Il parlait aussi de l'Afrique, des règlements de compte, des mercenaires au Biafra, des enfants qui mouraient de faim, de sida, de choléra.
Il aimait bien Nietzsche, mais c'était tout de même Fanon qu'il préférait. Il me lisait aussi des morceaux de Maîtres et esclaves de Roberto Frayre. Mais il n'aimait pas les romans, ni les poésies, sauf Mahmoud Darwich et Timagène Houat. «Les romans, c'est de la merde. Il n'y a rien là-dedans, ni vérité, ni mensonge. Juste du vent.» Il acceptait à la rigueur Rimbaud et John Donne, mais il en voulait à Rimbaud d'avoir mal parlé des Noirs et d'avoir trempé dans des trafics.

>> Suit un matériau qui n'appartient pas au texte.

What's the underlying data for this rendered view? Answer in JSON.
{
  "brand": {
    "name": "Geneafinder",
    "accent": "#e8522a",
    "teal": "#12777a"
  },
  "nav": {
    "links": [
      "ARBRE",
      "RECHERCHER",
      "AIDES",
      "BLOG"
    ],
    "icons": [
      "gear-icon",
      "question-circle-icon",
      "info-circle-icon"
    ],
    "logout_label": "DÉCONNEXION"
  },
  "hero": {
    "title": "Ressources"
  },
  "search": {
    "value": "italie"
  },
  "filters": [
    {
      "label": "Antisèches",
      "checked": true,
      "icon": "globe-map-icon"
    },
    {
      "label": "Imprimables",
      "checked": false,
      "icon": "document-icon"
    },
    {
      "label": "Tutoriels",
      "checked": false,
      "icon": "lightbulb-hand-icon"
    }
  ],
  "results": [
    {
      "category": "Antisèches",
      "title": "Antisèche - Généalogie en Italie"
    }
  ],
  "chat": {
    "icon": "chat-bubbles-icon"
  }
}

Un jour, je lui ai dit: «Au fond, tu penses comme ton grand-père, que tout a été dit dans le Coran.» Je croyais qu'il se mettrait en colère, mais après avoir réfléchi, il a répondu: «C'est vrai, il ne peut pas y avoir de poésie plus grande que celle-là, c'est terrible que tout ait été dit il y a plus de mille ans, et qu'on sache qu'on ne pourra jamais faire mieux.» J'ai dit: «Alors, on peut peut-être faire pire?» Il m'a regardée avec étonnement, je crois que c'est quelque chose qu'il n'arrivait pas à comprendre.
J'avais deux vies. Le jour, avec Houriya, et les ménages chez ma rédactrice, et les courses dans le quartier chinois, et tout le monde trouvait que j'étais bien gentille. J'allais même voir Nono s'entraîner dans sa salle de boxe, à Barbès. Et puis les rendez-vous d'étude avec Hakim, à la Sorbonne, ou près de la rue d'Assas, et il était très fier de me montrer à ses camarades étudiants: «C'est Laïla, elle est autodidacte. Elle se présente au bac en candidate libre cette année, section littéraire.»
La nuit, tout changeait. Je devenais un cafard. J'allais rejoindre les autres cafards, à la station Tolbiac, à Austerlitz, à Réaumur-Sébastopol. Quand j'arrivais par le tuyau du couloir et que j'entendais les coups du tambour, ça me faisait frissonner. C'était magique. Je ne pouvais pas résister. J'aurais traversé la mer et le désert, tirée par le fil de cette musique-là.
Les Africains étaient plutôt à la Bastille ou à Saint-Paul, et à Réaumur-Sébastopol, c'étaient les Antillais. Mais il y avait quelque-fois Simone. C'est Nono qui me l'a fait connaître, la première fois. Il y avait beaucoup de monde dans les couloirs, mais j'ai réussi à me faufiler au premier rang. Elle était grande, très noire de peau, avec un visage un peu long et des yeux arqués, elle était coiffée d'un turban fait avec des chiffons rouges, et elle portait une longue robe rouge sombre. J'ai pensé qu'elle ressemblait à une Égyptienne. «C'est Simone, elle est haïtienne», a dit Nono. Elle avait une voix grave, vibrante, chaude, qui entrait jusqu'au fond de moi, jusque dans mon ventre. Elle chantait en créole, avec des mots africains, elle chantait le voyage de retour, à travers la mer, que font les gens de l'île quand ils sont morts. Elle chantait debout, presque sans bouger, et puis soudain elle se mettait à tourner en battant des hanches, et sa grande robe s'ouvrait autour d'elle. Elle était si belle que j'en étais suffoquée.